Progress was excellent as we travelled down the A1 towards Newcastle. Here we took a 20 minute break (1330-1400) and were all asked to leave the coach. There's nothing to do at the relatively new St. James Boulevard coach station, you even have to pay 20p to use the toilet. It looks clean and well operated and also parked there was the northbound Service 534, again with two drivers, with a near identical vehicle, HSK 642. We were soon on our way again, calling at Sunderland, Middlesborough, Thirsk and York. As we entered York I could hardly believe my eyes as we (in a 12ft tall coach) headed towards an 11ft 3ins bridge. The driver lowered the ferry lift as a token gesture and we literally bobbed under it.

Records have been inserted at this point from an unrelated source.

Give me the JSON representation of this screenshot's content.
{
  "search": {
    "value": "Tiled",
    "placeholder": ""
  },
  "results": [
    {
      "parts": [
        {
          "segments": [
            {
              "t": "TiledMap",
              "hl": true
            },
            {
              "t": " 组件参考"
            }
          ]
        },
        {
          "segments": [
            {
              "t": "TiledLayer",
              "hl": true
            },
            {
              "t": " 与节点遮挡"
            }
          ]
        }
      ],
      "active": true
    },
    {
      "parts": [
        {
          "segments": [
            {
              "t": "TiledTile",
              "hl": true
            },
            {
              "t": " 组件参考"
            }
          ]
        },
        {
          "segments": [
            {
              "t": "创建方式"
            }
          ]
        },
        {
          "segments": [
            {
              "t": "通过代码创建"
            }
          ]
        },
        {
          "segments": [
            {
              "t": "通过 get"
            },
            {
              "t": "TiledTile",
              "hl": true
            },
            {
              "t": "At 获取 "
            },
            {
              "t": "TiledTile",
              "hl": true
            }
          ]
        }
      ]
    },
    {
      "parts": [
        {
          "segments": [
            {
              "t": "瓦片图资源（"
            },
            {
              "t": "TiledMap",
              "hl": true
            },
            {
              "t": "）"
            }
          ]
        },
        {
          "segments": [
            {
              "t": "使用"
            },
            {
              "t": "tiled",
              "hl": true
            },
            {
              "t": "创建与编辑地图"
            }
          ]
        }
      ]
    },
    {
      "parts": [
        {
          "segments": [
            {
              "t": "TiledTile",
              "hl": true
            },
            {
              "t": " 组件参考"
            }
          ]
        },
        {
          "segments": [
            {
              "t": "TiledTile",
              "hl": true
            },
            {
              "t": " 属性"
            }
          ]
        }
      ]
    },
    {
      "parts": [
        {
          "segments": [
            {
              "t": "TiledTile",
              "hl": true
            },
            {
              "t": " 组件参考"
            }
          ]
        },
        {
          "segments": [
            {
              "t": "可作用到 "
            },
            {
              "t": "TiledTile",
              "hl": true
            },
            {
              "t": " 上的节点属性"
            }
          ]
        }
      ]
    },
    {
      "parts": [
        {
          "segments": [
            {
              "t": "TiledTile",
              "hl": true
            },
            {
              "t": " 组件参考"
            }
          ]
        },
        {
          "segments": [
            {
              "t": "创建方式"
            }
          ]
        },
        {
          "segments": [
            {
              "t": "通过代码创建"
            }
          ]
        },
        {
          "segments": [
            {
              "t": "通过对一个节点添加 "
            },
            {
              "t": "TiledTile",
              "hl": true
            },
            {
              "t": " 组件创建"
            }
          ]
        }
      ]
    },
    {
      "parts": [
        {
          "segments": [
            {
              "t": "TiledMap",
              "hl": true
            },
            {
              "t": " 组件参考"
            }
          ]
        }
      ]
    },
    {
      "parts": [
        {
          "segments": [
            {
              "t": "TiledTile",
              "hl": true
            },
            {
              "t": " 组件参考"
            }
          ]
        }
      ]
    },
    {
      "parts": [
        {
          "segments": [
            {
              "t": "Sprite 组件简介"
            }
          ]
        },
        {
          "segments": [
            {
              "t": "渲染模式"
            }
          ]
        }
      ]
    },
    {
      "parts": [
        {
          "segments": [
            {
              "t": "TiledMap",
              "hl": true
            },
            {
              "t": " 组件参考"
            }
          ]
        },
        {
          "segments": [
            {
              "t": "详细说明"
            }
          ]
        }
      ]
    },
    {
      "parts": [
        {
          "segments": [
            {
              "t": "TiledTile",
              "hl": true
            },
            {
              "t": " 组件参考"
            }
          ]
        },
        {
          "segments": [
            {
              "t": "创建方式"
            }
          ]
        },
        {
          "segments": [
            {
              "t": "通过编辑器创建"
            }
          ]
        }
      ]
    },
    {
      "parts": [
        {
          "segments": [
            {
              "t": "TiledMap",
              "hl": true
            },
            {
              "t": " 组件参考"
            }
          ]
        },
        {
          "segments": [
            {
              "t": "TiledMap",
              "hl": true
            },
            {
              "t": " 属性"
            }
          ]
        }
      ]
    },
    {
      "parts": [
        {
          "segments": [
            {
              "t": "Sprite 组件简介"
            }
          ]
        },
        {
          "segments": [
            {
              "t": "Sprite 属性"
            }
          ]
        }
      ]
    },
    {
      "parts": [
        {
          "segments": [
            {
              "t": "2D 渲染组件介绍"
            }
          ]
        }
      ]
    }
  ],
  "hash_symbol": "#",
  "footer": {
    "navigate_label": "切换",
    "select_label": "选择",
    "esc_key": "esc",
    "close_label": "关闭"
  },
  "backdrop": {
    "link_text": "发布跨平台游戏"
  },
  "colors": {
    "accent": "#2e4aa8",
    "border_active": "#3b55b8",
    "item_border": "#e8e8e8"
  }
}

I've managed to locate the bridge in question as it is situated just before the National Railway Museum. This link should take you to it. The bridge can be seen between a road called Garfield Terrace and Leeman Road - the rail line actually passes over the road, not under it as the map suggests. How was anyone daring enough to attempt that bridge? We're not talking an inch or two less than the vehicle height, we're talking 9 inchest lower than the coach's height!!

Traffic into York was fairly heavy so we left 12 mins late. Traffic leaving was equally bad. We travelled the length of the A1079 to Beverley where the EYMS 80th anniversary liveried decker was parked, and then headed to Hull. We were scheduled to call via Hull Docks before terminating in the city, though we called the other way round, arriving 10 mins early.